Lucy Foulkes, PhD, research fellow at Oxford University in the U.K., and Jack L. Andrews, PhD, research fellow at University New South Wales in Australia, noted that there have been extensive efforts over the past decade to raise public awareness about mental health, but that reported rates of mental health problems, such as depression, anxiety, eating disorders, and suicide, have increased over that time.
They explored the idea that while mental health awareness initiatives can cause some people to recognize a serious mental health condition and seek help, others overreact and when asked, report their symptoms from everyday stress as mental disorders.
“[Our hypothesis] proposed that awareness efforts are leading some individuals to unnecessarily consider milder or more transient psychological difficulties as mental health problems that require labelling, reporting and treating – i.e., problems of living that were not previously considered mental health problems, and still should not be,” Foulkes wrote in New Ideas in Psychology.
The researchers found ample evidence to support their theory. They cite research showing the increasing tendency for individuals to view their ups and downs in life as symptoms of mental disorders, increasing their risk of overdiagnosis and overtreatment and undermining their own resilience in the face of adversity.
Some mental health awareness campaigns seem to encourage individuals to use psychiatric terminology to express their negative psychological experiences as mental health conditions, according to Foulkes, which can lead to inflated rates of mental health problems. She also referenced research indicating that learning about symptoms of mental health conditions causes some individuals to experience an increase in their symptoms.

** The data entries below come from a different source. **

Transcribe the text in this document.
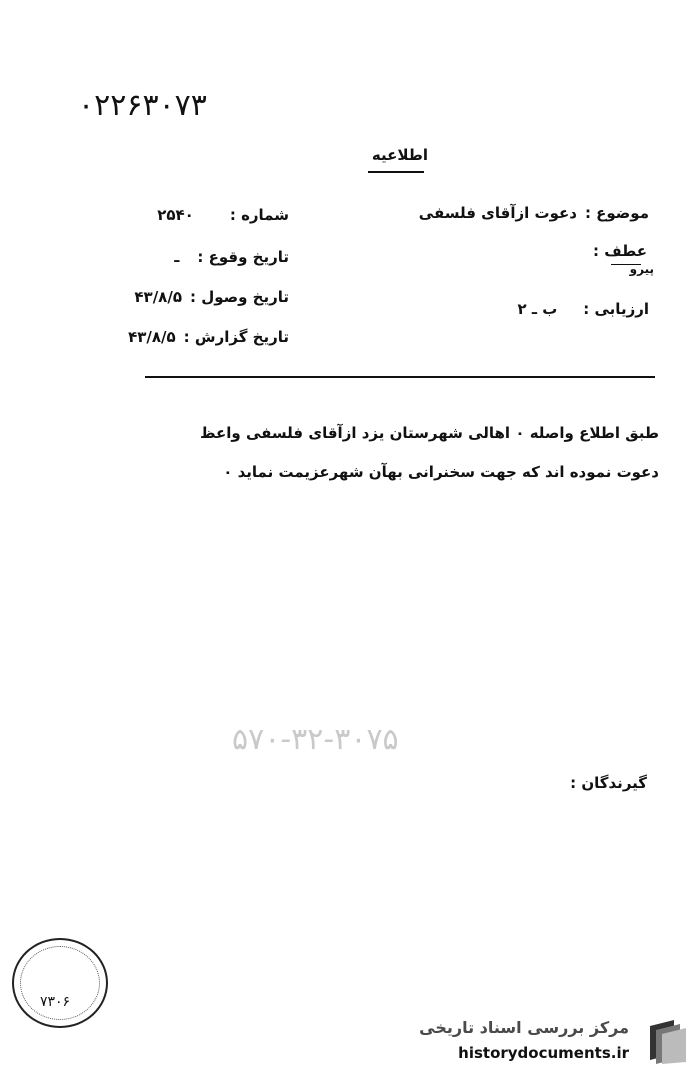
۰۲۲۶۳۰۷۳
اطلاعیه
موضوع :
دعوت ازآقای فلسفی
عطف :
پیرو
ارزیابی :
ب ـ ۲
شماره :
۲۵۴۰
تاریخ وقوع :
ـ
تاریخ وصول :
۴۳/۸/۵
تاریخ گزارش :
۴۳/۸/۵
طبق اطلاع واصله ۰ اهالی شهرستان یزد ازآقای فلسفی واعظ
دعوت نموده اند که جهت سخنرانی بهآن شهرعزیمت نماید ۰
۵۷۰-۳۲-۳۰۷۵
گیرندگان :
۷۳۰۶
مرکز بررسی اسناد تاریخی
historydocuments.ir
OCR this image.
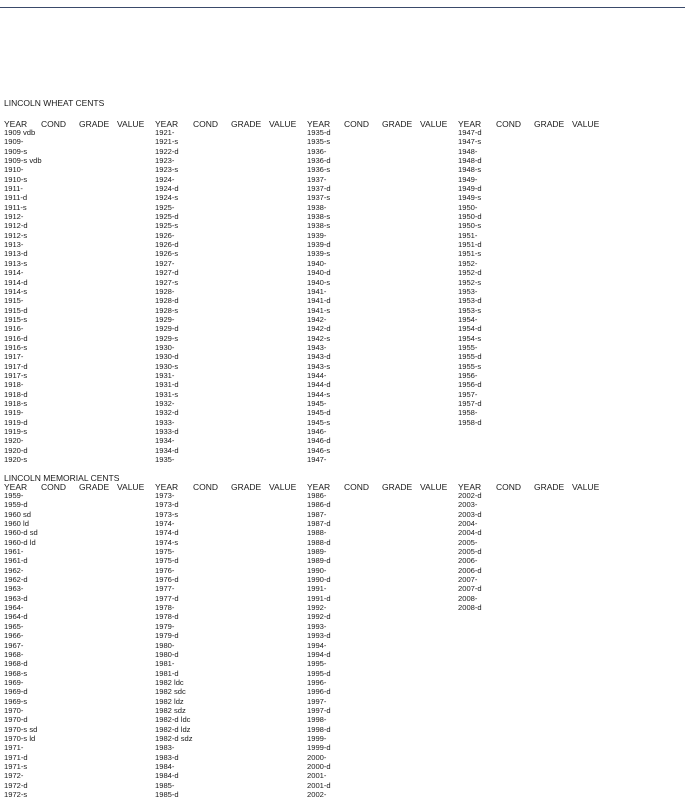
LINCOLN WHEAT CENTS
YEAR COND GRADE VALUE YEAR COND GRADE VALUE YEAR COND GRADE VALUE YEAR COND GRADE VALUE
1909 vdb
1909-
1909-s
1909-s vdb
1910-
1910-s
1911-
1911-d
1911-s
1912-
1912-d
1912-s
1913-
1913-d
1913-s
1914-
1914-d
1914-s
1915-
1915-d
1915-s
1916-
1916-d
1916-s
1917-
1917-d
1917-s
1918-
1918-d
1918-s
1919-
1919-d
1919-s
1920-
1920-d
1920-s
1921-
1921-s
1922-d
1923-
1923-s
1924-
1924-d
1924-s
1925-
1925-d
1925-s
1926-
1926-d
1926-s
1927-
1927-d
1927-s
1928-
1928-d
1928-s
1929-
1929-d
1929-s
1930-
1930-d
1930-s
1931-
1931-d
1931-s
1932-
1932-d
1933-
1933-d
1934-
1934-d
1935-
1935-d
1935-s
1936-
1936-d
1936-s
1937-
1937-d
1937-s
1938-
1938-s
1938-s
1939-
1939-d
1939-s
1940-
1940-d
1940-s
1941-
1941-d
1941-s
1942-
1942-d
1942-s
1943-
1943-d
1943-s
1944-
1944-d
1944-s
1945-
1945-d
1945-s
1946-
1946-d
1946-s
1947-
1947-d
1947-s
1948-
1948-d
1948-s
1949-
1949-d
1949-s
1950-
1950-d
1950-s
1951-
1951-d
1951-s
1952-
1952-d
1952-s
1953-
1953-d
1953-s
1954-
1954-d
1954-s
1955-
1955-d
1955-s
1956-
1956-d
1957-
1957-d
1958-
1958-d
LINCOLN MEMORIAL CENTS
YEAR COND GRADE VALUE YEAR COND GRADE VALUE YEAR COND GRADE VALUE YEAR COND GRADE VALUE
1959-
1959-d
1960 sd
1960 ld
1960-d sd
1960-d ld
1961-
1961-d
1962-
1962-d
1963-
1963-d
1964-
1964-d
1965-
1966-
1967-
1968-
1968-d
1968-s
1969-
1969-d
1969-s
1970-
1970-d
1970-s sd
1970-s ld
1971-
1971-d
1971-s
1972-
1972-d
1972-s
1973-
1973-d
1973-s
1974-
1974-d
1974-s
1975-
1975-d
1976-
1976-d
1977-
1977-d
1978-
1978-d
1979-
1979-d
1980-
1980-d
1981-
1981-d
1982 ldc
1982 sdc
1982 ldz
1982 sdz
1982-d ldc
1982-d ldz
1982-d sdz
1983-
1983-d
1984-
1984-d
1985-
1985-d
1986-
1986-d
1987-
1987-d
1988-
1988-d
1989-
1989-d
1990-
1990-d
1991-
1991-d
1992-
1992-d
1993-
1993-d
1994-
1994-d
1995-
1995-d
1996-
1996-d
1997-
1997-d
1998-
1998-d
1999-
1999-d
2000-
2000-d
2001-
2001-d
2002-
2002-d
2003-
2003-d
2004-
2004-d
2005-
2005-d
2006-
2006-d
2007-
2007-d
2008-
2008-d
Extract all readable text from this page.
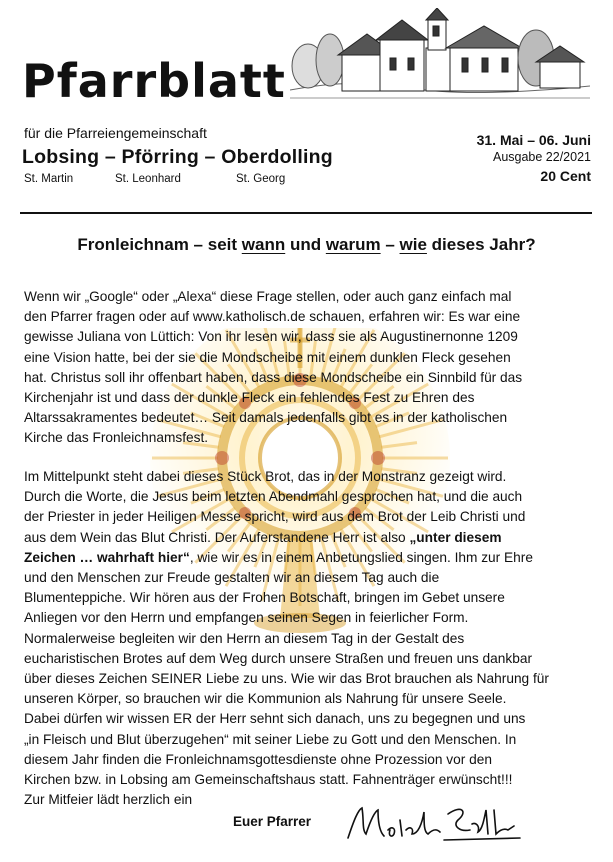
Pfarrblatt
für die Pfarreiengemeinschaft
Lobsing – Pförring – Oberdolling
St. Martin	St. Leonhard	St. Georg
31. Mai – 06. Juni
Ausgabe 22/2021
20 Cent
Fronleichnam – seit wann und warum – wie dieses Jahr?
Wenn wir „Google“ oder „Alexa“ diese Frage stellen, oder auch ganz einfach mal
den Pfarrer fragen oder auf www.katholisch.de schauen, erfahren wir: Es war eine
gewisse Juliana von Lüttich: Von ihr lesen wir, dass sie als Augustinernonne 1209
eine Vision hatte, bei der sie die Mondscheibe mit einem dunklen Fleck gesehen
hat. Christus soll ihr offenbart haben, dass diese Mondscheibe ein Sinnbild für das
Kirchenjahr ist und dass der dunkle Fleck ein fehlendes Fest zu Ehren des
Altarssakramentes bedeutet… Seit damals jedenfalls gibt es in der katholischen
Kirche das Fronleichnamsfest.
Im Mittelpunkt steht dabei dieses Stück Brot, das in der Monstranz gezeigt wird.
Durch die Worte, die Jesus beim letzten Abendmahl gesprochen hat, und die auch
der Priester in jeder Heiligen Messe spricht, wird aus dem Brot der Leib Christi und
aus dem Wein das Blut Christi. Der Auferstandene Herr ist also „unter diesem
Zeichen … wahrhaft hier“, wie wir es in einem Anbetungslied singen. Ihm zur Ehre
und den Menschen zur Freude gestalten wir an diesem Tag auch die
Blumenteppiche. Wir hören aus der Frohen Botschaft, bringen im Gebet unsere
Anliegen vor den Herrn und empfangen seinen Segen in feierlicher Form.
Normalerweise begleiten wir den Herrn an diesem Tag in der Gestalt des
eucharistischen Brotes auf dem Weg durch unsere Straßen und freuen uns dankbar
über dieses Zeichen SEINER Liebe zu uns. Wie wir das Brot brauchen als Nahrung für
unseren Körper, so brauchen wir die Kommunion als Nahrung für unsere Seele.
Dabei dürfen wir wissen ER der Herr sehnt sich danach, uns zu begegnen und uns
„in Fleisch und Blut überzugehen“ mit seiner Liebe zu Gott und den Menschen. In
diesem Jahr finden die Fronleichnamsgottesdienste ohne Prozession vor den
Kirchen bzw. in Lobsing am Gemeinschaftshaus statt. Fahnenträger erwünscht!!!
Zur Mitfeier lädt herzlich ein
Euer Pfarrer
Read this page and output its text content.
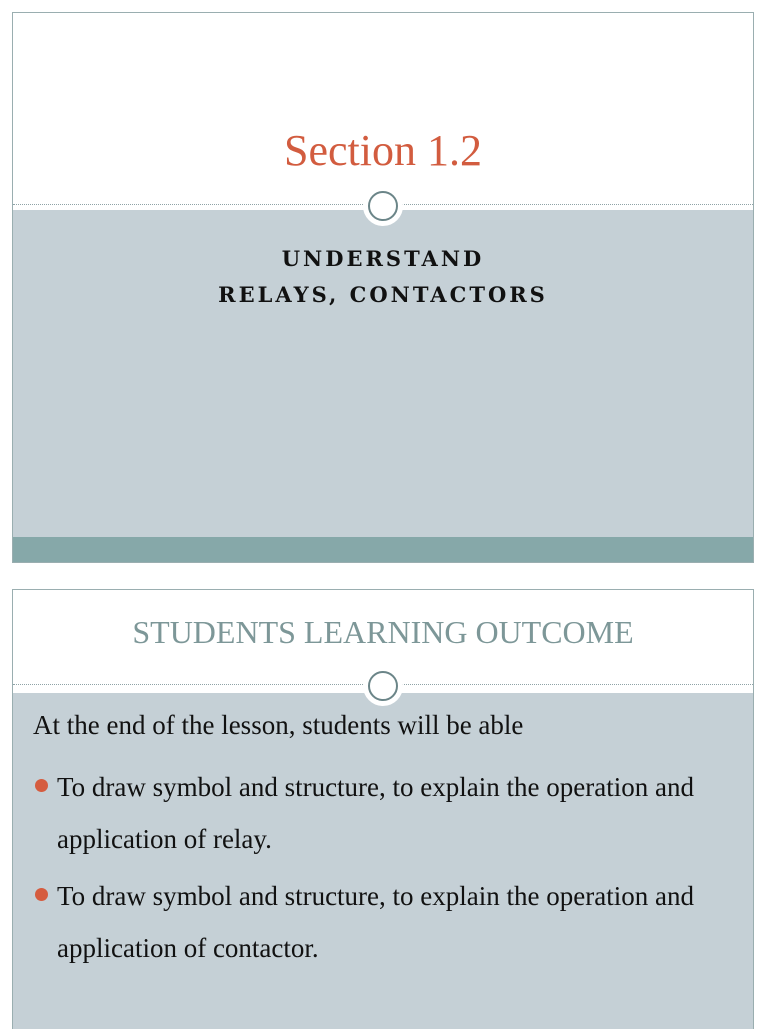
Section 1.2
UNDERSTAND
RELAYS, CONTACTORS
STUDENTS LEARNING OUTCOME
At the end of the lesson, students will be able
To draw symbol and structure, to explain the operation and application of relay.
To draw symbol and structure, to explain the operation and application of contactor.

“There is some existing evidence that learning about psychiatric concepts and language might indeed increase mental health problems,” writes Foulkes.
“We hypothesize that [mental health] awareness efforts may be leading to an increased and excessive tendency to interpret negative psychological experiences as mental health problems.”
— Lucy Foulkes, PhD, Research Fellow, Oxford University, U.K.
Promoting psychiatric concepts and language to the public is widespread and comes from many sources, including drug companies, mental health practitioners, mental health advocacy groups, schools, workplaces, lawmakers, and celebrities.
Having a mental health issue may even be a popular trend currently. “Interpreting and describing one’s difficulties as a mental health problem might now have social value and therefore be desirable for some individuals,” writes Foulkes. “This could explain why mental health problems are now sometimes glamorized or romanticized, particularly on social media.”
Still other research cited indicates that misreading life problems as mental health problems or assigning mental disorders through self-diagnosis, brought on by exposure to psychiatric concepts and language, can cause or worsen an individual’s psychological symptoms in a self-fulfilling prophecy.
“Considering these factors, we hypothesize that awareness efforts may be leading to an increased and excessive tendency to interpret negative psychological experiences as mental health problems,” Foulkes concluded.
This further suggests that rates of depression, anxiety, suicide attempts and other mental health conditions that have been widely reported as “a mental health crisis” in the U.S. could not only be inflated, but highly inflated and, therefore, highly unreliable.
Psychiatric diagnoses themselves have no scientific basis, but are assigned based on the subjective opinion of the evaluator. Psychiatrist Thomas Insel, MD, former director of the National Institute of Mental Health (NIMH), rattled the psychiatric field in 2013 by writing in his blog on the NIMH website that there is no objective, scientific validity for psychiatry’s “diagnoses” of mental disorders. This means there is no science behind, and no quality control possible for, mental health practitioners assigning patients psychiatric labels.
Likewise, psychiatrist Allen Frances, MD, professor emeritus of psychiatry at Duke University School of Medicine and chairman of the task force for the 4th edition of the American Psychiatric Association’s Diagnostic and Statistical Manual of Mental Disorders, stated that “there are not objective tests in psychiatry – no X-ray, laboratory or exam finding that says definitively that someone does or does not have a mental disorder.”
“This begs the question of why Americans are being instructed in unscientific psychiatric concepts and terminology in mental health campaigns, which can result in individuals’ emotional and behavioral challenges in life being wrongly identified and treated as psychiatric disorders, along with the risk of their psychological symptoms worsening,” says Anne Goedeke, president of the Citizens Commision on Human Rights, National Affairs Office.